Optical Stochastic Cooling with an Arc-Bypass in CESR
M.B. Andorf, W.F. Bergan, I.V. Bazarov, J.M. Maxson, V. Khachatryan,, D.L. Rubin, S.T. Wang

TL;DR
This paper proposes an arc-bypass design for Optical Stochastic Cooling in CESR, enabling longer optical delays and potential multi-pass amplification, with stability analysis and feedback system considerations.
Contribution
It introduces an arc-bypass design for OSC in CESR and analyzes stability and feedback mechanisms to enhance cooling performance.
Findings
Arc-bypass provides longer optical delay than traditional designs.
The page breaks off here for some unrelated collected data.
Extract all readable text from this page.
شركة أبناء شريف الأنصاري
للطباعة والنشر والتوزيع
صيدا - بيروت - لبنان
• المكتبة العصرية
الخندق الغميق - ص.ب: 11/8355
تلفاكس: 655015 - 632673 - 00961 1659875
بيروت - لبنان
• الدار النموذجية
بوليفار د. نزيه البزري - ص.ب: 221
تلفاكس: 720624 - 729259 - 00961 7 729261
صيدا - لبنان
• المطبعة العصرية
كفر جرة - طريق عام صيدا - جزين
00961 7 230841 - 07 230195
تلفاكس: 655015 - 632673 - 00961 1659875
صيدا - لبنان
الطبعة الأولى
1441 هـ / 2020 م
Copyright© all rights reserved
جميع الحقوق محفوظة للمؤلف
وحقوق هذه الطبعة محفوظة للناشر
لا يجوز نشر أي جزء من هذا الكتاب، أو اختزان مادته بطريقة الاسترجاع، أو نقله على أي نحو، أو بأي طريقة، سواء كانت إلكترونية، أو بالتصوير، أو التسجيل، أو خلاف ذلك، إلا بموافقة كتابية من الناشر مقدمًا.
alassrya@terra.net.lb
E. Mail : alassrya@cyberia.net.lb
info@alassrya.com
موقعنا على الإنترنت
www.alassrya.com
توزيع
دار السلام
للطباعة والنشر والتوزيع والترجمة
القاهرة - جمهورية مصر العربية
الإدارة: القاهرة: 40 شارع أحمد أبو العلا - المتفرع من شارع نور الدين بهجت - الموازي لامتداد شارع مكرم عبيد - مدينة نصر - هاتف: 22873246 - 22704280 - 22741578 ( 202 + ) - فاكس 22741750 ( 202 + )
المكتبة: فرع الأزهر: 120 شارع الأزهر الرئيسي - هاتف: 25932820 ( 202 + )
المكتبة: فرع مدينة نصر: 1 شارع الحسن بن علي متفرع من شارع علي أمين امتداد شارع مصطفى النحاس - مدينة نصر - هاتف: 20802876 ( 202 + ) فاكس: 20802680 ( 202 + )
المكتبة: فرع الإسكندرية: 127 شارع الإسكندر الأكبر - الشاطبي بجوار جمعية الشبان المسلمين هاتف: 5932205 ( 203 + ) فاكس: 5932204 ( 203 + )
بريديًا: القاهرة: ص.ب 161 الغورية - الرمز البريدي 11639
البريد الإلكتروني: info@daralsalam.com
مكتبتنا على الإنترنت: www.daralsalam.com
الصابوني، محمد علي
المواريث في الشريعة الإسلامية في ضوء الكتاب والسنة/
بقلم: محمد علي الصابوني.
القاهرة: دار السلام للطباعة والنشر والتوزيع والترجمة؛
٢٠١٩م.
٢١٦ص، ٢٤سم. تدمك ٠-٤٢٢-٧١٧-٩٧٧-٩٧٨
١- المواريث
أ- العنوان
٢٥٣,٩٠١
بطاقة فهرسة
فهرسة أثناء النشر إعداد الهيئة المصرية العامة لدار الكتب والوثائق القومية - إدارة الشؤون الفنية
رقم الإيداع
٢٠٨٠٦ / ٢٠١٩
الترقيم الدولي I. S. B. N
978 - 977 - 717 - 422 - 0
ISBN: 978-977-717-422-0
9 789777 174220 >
Stability requirements for dipoles are characterized.
Optical feedback can relax stability tolerances.
Abstract
A proposed experiment to demonstrate Optical Stochastic Cooling (OSC) in the Cornell Electron Storage Ring (CESR) based on an arc-bypass design is presented. This arc-bypass provides significantly longer optical delay than the dog-leg style chicane, opening up the possibility of a multi-pass or staged optical amplifier that can achieve the gains required for effective cooling of hadron or heavy-ions. Beyond introducing the arc-bypass, in this paper we study the stability requirements for the dipoles comprising it and investigate the use of an optical feedback system to relax the dipole and light-path stability tolerances.